2017年度 宇宙工学部門賞・一般表彰等受賞者
宇宙工学部門
2017年度部門賞・一般表彰等受賞者の紹介
[部門賞受賞者]
功績賞
宮崎 康行(日本大学)
宮崎氏は,第93・94期の宇宙工学部門部門長を務め,同部門の発展・活性化に寄与するだけでなく,超小型衛星や展開宇宙構造物の研究・教育ならびに宇宙実証の研究開発プロジェクトへの参加を通じて,長年にわたり日本の宇宙工学の発展に貢献するとともに,若手育成への貢献も大きい.以上の業績について部門委員会で協議を行い,功績賞にふさわしいとの結論に至った.
宇宙賞
展開型エアロシェル実験超小型衛星(EGG)開発チーム
(代表 鈴木 宏二郎 東京大学大学院新領域創成科学研究科 先端エネルギー工学専攻)
重さ4kgの超小型衛星を国際宇宙ステーション日本実験棟「きぼう」から放出し,イリジウム衛星通信サービスと用いた衛星運用や空力加熱を低減させる展開型エアロシェルを用いた大気圏突入を実現し,貴重な飛行データを取得することに成功した.この実験の成功は,簡便かつ低コストな人工衛星の運用や,超小型着陸機による低コスト惑星探査,超小型衛星による宇宙からの帰還などを可能にするもので,宇宙機の新しいサービスにつながる技術を開拓した.

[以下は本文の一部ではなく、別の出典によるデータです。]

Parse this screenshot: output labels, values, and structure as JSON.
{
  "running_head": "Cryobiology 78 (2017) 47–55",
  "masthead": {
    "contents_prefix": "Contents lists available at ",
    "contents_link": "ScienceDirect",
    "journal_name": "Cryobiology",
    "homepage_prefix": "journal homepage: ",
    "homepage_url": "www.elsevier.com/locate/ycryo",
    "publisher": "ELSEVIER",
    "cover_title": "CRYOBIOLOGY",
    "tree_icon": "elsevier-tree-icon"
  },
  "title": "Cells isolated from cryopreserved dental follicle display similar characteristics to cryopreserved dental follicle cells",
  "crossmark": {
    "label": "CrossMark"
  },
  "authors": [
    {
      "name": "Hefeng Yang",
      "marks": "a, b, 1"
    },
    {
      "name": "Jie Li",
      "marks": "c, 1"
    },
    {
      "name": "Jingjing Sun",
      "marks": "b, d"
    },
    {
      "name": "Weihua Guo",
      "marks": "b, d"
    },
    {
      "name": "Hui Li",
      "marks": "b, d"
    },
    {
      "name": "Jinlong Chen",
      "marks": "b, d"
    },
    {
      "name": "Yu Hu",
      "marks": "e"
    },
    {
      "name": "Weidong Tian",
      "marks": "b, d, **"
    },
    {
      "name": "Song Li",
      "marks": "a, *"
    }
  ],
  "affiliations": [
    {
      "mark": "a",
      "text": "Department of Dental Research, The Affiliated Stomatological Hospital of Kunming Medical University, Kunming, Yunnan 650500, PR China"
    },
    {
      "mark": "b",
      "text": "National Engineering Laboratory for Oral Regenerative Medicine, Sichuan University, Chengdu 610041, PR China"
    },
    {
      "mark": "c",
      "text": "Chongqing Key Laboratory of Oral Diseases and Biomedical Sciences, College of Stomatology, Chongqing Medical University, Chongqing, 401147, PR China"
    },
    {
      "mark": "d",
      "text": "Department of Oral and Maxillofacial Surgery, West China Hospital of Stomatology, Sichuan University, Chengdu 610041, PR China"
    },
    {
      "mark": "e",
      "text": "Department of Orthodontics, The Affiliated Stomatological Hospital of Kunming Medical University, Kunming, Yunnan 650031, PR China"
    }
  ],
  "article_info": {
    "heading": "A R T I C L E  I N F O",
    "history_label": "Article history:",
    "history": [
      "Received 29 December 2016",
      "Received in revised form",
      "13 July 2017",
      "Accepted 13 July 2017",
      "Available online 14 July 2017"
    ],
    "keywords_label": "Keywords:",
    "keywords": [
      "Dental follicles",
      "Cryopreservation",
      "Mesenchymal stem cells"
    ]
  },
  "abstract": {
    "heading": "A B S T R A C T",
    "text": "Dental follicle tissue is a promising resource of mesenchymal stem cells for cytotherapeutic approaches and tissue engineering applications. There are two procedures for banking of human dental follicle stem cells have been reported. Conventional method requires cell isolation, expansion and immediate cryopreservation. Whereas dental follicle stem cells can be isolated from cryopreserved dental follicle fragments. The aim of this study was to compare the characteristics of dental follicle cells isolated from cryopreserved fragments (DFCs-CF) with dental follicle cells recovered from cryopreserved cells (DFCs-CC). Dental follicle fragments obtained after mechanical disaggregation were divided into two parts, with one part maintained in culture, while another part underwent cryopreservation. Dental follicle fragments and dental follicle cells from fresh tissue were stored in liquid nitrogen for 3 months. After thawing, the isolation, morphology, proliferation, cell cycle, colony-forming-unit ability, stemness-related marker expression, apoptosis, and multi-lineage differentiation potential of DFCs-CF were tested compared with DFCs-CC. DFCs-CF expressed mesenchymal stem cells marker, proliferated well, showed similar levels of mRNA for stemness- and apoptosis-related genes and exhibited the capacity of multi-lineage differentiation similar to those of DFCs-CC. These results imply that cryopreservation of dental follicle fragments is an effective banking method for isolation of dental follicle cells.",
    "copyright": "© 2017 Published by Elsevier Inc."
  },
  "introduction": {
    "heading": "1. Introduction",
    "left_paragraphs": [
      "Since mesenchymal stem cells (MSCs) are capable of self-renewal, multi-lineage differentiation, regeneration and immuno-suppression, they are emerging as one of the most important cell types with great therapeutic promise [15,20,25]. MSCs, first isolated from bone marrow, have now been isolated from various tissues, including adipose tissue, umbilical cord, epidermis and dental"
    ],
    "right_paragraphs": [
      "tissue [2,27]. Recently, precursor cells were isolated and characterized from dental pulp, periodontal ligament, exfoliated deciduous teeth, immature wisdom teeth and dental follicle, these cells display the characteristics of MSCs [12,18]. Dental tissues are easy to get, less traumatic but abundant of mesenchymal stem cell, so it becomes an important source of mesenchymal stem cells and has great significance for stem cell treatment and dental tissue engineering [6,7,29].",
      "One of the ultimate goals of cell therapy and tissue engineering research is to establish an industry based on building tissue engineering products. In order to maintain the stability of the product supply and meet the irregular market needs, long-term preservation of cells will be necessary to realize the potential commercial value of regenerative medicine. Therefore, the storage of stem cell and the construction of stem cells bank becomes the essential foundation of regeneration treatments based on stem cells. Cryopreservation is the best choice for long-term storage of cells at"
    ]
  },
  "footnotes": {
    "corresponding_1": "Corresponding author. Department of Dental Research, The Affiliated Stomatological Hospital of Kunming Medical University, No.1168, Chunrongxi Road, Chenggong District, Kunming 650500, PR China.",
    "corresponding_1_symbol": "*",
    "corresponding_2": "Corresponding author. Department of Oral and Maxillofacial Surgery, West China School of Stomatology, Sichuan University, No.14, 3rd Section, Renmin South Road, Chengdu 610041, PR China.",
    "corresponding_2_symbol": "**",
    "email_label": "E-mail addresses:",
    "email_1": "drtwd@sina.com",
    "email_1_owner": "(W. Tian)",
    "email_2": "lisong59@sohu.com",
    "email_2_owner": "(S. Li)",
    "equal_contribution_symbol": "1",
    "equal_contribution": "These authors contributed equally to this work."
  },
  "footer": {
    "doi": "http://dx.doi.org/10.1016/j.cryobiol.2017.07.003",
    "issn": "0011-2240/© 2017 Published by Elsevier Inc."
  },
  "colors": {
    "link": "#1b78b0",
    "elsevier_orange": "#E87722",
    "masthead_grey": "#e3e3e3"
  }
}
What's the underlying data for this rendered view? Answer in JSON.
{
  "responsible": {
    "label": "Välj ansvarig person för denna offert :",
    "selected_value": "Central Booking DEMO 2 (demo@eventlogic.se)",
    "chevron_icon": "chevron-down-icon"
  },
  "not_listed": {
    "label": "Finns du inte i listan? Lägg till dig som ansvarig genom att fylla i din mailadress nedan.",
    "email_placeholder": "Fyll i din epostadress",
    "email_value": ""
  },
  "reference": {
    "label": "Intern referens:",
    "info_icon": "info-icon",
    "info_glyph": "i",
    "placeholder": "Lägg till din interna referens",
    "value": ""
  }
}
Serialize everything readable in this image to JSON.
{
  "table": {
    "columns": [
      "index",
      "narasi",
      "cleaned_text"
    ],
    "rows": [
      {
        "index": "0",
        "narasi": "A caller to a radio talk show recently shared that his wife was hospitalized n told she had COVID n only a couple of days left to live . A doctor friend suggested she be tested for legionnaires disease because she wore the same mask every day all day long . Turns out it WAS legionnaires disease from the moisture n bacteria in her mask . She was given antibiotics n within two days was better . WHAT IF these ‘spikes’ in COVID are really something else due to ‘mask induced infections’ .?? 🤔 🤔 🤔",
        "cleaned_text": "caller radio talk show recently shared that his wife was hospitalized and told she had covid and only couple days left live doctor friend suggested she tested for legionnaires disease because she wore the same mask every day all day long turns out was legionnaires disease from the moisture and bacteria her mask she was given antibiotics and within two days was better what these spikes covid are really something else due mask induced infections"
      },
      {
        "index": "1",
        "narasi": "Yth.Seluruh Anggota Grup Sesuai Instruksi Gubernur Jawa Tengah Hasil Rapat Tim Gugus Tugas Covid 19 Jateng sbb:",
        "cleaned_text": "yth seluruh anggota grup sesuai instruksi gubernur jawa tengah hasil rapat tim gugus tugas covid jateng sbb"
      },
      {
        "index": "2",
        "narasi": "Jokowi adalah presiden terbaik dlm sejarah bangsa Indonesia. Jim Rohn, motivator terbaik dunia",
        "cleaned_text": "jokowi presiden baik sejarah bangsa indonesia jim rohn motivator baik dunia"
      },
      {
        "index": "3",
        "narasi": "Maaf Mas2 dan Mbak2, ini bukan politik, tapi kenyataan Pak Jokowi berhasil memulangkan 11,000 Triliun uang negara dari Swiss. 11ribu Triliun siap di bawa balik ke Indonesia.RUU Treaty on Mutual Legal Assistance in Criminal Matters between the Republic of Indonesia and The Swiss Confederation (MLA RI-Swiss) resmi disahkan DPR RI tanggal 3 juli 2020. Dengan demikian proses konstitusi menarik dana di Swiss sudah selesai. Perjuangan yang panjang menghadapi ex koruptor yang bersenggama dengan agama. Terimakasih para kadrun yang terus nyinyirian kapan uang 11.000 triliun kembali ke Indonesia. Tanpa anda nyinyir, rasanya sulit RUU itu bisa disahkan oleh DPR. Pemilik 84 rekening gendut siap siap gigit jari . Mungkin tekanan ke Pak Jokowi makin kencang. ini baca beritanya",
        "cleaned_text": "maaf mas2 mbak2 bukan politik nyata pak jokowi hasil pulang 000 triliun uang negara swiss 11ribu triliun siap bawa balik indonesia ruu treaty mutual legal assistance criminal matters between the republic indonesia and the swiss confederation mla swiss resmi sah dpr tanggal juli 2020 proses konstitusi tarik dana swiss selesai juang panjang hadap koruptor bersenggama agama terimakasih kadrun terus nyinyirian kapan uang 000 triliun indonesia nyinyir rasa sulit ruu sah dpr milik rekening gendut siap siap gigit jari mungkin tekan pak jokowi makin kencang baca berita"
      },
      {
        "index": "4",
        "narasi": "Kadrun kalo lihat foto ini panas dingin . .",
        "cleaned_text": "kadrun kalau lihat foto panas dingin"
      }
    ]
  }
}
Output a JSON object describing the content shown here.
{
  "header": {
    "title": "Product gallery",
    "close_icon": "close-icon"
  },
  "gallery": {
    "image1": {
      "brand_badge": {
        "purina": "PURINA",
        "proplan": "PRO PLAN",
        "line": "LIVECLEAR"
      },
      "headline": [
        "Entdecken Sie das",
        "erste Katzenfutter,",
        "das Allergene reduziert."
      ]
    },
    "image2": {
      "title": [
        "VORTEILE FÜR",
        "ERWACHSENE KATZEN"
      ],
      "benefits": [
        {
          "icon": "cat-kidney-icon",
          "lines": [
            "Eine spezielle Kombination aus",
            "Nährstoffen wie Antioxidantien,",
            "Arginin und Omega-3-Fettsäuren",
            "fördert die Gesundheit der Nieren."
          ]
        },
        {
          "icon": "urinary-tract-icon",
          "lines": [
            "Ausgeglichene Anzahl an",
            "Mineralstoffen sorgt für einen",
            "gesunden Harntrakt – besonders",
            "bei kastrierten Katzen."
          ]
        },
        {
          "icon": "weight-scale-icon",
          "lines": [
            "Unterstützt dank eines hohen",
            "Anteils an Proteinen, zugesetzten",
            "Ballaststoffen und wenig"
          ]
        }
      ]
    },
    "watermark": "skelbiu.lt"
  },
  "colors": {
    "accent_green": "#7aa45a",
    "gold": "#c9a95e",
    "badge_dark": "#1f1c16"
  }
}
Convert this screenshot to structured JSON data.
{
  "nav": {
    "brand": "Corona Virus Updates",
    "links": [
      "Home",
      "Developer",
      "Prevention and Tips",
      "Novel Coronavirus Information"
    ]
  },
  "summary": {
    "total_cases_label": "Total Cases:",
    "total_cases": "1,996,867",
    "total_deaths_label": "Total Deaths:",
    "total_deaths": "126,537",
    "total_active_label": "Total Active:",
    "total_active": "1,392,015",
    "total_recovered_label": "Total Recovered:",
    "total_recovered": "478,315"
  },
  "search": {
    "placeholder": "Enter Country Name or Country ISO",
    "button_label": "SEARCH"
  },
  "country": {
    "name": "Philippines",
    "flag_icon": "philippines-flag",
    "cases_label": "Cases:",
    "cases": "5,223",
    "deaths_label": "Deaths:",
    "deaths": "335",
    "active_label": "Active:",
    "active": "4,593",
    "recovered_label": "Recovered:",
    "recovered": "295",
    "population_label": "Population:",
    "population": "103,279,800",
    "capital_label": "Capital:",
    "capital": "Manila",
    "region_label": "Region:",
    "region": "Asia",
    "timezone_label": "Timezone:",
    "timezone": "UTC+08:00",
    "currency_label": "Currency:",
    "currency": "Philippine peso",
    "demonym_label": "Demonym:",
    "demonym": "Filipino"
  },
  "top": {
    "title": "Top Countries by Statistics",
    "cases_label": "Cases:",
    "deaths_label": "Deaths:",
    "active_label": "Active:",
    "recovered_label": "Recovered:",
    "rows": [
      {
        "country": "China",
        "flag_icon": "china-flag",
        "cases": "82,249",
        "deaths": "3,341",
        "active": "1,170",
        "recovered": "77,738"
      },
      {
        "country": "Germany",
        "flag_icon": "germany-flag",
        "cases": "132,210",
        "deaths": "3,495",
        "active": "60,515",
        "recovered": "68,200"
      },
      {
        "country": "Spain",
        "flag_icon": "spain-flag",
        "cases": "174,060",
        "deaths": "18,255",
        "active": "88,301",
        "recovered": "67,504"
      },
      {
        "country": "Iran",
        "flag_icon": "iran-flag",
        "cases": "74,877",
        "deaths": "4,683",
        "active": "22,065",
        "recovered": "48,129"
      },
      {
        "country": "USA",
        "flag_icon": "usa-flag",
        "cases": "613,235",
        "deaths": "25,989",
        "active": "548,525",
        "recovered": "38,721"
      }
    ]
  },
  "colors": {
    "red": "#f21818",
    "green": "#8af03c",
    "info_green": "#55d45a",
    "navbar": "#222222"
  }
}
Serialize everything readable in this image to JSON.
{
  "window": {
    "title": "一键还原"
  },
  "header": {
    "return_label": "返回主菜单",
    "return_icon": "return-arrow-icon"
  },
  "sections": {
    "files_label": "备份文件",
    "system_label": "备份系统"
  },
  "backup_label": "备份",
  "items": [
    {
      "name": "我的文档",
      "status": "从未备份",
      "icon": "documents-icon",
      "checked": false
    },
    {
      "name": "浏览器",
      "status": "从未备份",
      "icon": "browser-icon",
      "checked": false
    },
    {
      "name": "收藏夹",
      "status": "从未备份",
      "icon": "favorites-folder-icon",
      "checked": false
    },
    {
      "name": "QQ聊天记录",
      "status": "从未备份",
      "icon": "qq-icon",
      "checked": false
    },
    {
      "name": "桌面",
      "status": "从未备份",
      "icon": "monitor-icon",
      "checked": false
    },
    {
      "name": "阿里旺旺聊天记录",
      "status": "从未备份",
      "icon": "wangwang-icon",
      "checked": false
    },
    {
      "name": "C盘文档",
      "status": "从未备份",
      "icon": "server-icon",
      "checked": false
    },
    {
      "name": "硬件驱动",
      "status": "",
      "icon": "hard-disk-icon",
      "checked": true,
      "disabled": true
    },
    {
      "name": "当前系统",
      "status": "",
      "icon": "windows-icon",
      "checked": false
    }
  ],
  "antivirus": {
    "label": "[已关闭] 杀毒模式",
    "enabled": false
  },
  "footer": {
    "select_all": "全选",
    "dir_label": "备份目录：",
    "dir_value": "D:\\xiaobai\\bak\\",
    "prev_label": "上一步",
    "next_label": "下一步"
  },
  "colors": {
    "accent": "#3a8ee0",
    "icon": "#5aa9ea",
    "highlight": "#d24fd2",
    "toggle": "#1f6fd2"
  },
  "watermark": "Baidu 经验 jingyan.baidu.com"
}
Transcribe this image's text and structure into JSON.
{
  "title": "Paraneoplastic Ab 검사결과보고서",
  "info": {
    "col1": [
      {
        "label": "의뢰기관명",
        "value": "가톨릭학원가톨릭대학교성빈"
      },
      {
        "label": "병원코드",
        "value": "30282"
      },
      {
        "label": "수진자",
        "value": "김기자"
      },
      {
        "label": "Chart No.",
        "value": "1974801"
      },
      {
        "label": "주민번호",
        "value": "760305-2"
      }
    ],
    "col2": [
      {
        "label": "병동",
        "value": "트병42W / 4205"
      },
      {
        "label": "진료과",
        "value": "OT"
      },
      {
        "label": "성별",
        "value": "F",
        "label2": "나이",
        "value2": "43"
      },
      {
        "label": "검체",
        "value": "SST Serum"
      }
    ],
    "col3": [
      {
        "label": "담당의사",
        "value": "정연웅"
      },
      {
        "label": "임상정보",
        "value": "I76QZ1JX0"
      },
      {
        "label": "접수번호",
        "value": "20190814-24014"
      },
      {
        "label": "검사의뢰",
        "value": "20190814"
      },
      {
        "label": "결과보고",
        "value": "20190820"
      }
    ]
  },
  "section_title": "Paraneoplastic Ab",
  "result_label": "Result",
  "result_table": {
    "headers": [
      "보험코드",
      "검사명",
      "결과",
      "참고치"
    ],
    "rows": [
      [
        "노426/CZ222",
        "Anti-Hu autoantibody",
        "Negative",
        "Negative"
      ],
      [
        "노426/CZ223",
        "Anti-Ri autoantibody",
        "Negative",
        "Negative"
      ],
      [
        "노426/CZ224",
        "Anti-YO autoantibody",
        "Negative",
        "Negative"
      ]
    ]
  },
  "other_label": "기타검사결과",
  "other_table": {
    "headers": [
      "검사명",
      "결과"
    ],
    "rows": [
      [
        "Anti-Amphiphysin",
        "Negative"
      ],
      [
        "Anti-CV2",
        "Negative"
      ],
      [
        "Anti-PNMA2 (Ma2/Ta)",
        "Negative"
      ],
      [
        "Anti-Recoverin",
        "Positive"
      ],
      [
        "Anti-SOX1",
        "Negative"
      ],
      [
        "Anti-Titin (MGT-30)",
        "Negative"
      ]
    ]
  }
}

以上の業績について部門委員会で協議を行い、日本機械学会宇宙工学部門 宇宙賞にふさわしいとの結論に至った。
[一般表彰受賞者]
スペースフロンティア
「きぼう」簡易曝露実験装置(ExHAM)開発/運用チーム
(代表 渡辺 英幸 国立研究開発法人 宇宙航空研究開発機構 有人宇宙技術部門
有人宇宙技術センター 主任研究開発員)
本チームは「きぼう」のエアロック、ロボットアーム、船外実験プラットフォームを利用した簡易曝露実験装置「ExHAM」の開発/運用を行い,直接宇宙空間に曝露した搭載サンプルを容易に地上に持ち帰ることを可能とすることで,日本の宇宙工学の発展に貢献した.以上の業績について部門委員会で協議を行い,一般表彰スペースフロンティアにふさわしいとの結論に至った.
大阪大学大学院(東山大輝 谷口明日斗 杉浦大貴 西村和真 野瀬勇斗 小林雅弥 岩郷浩武 田坂直也)
本チームは,第25回衛星設計コンテストにおいて、1入力で自由自在な2次元展開・収縮が可能な展開機構である8位節展開構造体の展開力を用いて、パネルを展開し平面を形成する機構BSDM(Bi-dimensional Spiral Deployment Mechanism)を考案し、これらを用いて大型平面を展開・収縮する様子をカメラにて撮像するという技術実証することを目的とした小型衛星に関する設計結果をデモ機による実演を交えて実現性、有効性を示し、優秀な成績をおさめた。その内容は最終審査会でも高い評価を得たので一般表彰スペースフロンティアに値すると判断した。
優秀学生講演賞
菊谷侑平(東京工業大学)
2017年度スペース・エンジニアリング・カンファレンス(SEC’17)における講演において,研究テーマの有益性と重要性に関する評価が特に高かった.また,発表者の研究内容に対する貢献度や理解度も高く,発表や質疑応答においても内容をよく理解している様子が伺えた.以上の理由から,運営委員会で協議を行い,日本機械学会宇宙工学部門優秀学生講演賞にふさわしいとの結論に至った.
[日本機械学会若手優秀講演フェロー賞受賞者]
中島 曜(早稲田大学)
審査を行った評価項目のうち,研究における貢献度・理解度において評価が高く,また質疑応答においても的確に回答できており,研究への深い理解が示された.さらに,研究の内容についても新規性および有益性を有すると認められる.
これらの理由から,中島曜氏を「日本機械学会若手優秀講演フェロー賞」の受賞者として選出する.